Objective: The determination of the ultimate prognosis for patients with IgA nephropathy diagnosed in childhood requires long-term follow-up of identified patients. The purpose of this study was to obtain such follow-up for patients from two centers where the disease has been diagnosed for more than 20 years.

Methods: Clinical data at the apparent onset of symptoms and renal histologic data were obtained for 103 patients in whom IgA nephropathy was diagnosed before age 18 years. Clinical status at last follow-up was obtained from office records or from direct contact with the patient. Predicted kidney survival was determined by the Kaplan-Meier method. Follow-up of more than 10 years from the time of biopsy was available for 40 of the patients.

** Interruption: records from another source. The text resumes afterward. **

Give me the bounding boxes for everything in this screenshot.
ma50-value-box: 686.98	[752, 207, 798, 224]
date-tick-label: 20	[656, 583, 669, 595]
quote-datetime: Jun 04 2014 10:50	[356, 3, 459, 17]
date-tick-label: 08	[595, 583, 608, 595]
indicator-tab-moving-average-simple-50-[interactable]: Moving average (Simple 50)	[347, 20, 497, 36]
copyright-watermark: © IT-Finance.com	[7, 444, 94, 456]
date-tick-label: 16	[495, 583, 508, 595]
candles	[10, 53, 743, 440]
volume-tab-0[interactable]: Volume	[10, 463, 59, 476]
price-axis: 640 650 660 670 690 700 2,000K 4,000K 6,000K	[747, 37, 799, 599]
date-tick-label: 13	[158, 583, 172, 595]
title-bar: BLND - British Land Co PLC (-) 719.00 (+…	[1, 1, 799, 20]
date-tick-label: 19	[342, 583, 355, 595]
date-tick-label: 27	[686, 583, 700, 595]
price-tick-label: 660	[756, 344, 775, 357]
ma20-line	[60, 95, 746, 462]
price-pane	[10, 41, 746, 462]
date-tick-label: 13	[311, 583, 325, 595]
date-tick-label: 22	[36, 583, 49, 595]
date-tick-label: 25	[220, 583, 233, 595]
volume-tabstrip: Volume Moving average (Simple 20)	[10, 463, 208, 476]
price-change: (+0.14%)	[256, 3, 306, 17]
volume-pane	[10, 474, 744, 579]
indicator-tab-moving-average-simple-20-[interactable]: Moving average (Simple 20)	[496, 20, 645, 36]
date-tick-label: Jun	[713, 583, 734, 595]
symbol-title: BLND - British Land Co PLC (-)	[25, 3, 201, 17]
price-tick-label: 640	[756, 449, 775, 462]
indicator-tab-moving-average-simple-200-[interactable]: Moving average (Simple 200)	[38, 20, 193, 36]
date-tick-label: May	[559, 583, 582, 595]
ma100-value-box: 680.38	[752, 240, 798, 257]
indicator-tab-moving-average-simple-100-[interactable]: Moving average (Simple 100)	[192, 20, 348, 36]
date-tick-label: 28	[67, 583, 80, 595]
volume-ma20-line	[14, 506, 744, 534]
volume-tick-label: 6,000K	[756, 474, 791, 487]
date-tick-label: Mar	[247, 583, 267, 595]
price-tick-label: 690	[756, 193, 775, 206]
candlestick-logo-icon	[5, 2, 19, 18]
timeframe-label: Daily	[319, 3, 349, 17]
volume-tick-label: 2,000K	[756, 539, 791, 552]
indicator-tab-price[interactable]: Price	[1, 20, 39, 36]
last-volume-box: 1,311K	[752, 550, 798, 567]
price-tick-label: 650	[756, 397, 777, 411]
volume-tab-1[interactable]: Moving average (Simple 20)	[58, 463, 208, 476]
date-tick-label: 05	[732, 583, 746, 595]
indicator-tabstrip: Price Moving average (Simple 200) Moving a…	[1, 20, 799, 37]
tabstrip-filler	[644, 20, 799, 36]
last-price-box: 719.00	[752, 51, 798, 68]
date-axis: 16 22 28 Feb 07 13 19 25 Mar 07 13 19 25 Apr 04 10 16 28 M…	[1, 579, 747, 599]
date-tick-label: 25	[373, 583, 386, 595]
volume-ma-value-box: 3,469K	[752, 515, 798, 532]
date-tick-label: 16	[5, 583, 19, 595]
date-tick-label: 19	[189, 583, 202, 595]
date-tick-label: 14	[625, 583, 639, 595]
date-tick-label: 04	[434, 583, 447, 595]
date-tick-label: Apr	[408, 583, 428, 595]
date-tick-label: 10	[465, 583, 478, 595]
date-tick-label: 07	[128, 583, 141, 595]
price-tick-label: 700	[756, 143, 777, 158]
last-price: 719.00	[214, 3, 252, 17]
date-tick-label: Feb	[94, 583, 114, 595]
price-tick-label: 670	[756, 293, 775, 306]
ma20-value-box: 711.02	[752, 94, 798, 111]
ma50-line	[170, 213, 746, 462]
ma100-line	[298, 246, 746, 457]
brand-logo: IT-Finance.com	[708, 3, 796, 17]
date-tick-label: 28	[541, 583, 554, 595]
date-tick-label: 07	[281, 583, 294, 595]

Results: Fourteen of the patients have progressed to end-stage renal disease; three others have progressive chronic renal insufficiency as defined by an estimated creatinine clearance of less than 50 ml/min per 1.73 m2. Severity of the renal histologic findings and the degree of proteinuria at the time of biopsy were associated with poor outcome. For all patients, predicted kidney survival from the time of apparent onset was 94% at 5 years, 87% at 10 years, 82% at 15 years, and 70% at 20 years. Age at clinical onset and gender were not associated with poor outcome, but black race and severity of renal histologic findings were.

Conclusion: With follow-up into adulthood, the outcome for pediatric patients with IgA nephropathy appears to be as serious as that reported in adult patients. Follow-up of a pediatric patient with persistent clinical findings should be maintained after the patient's care is transferred to a physician caring for adults.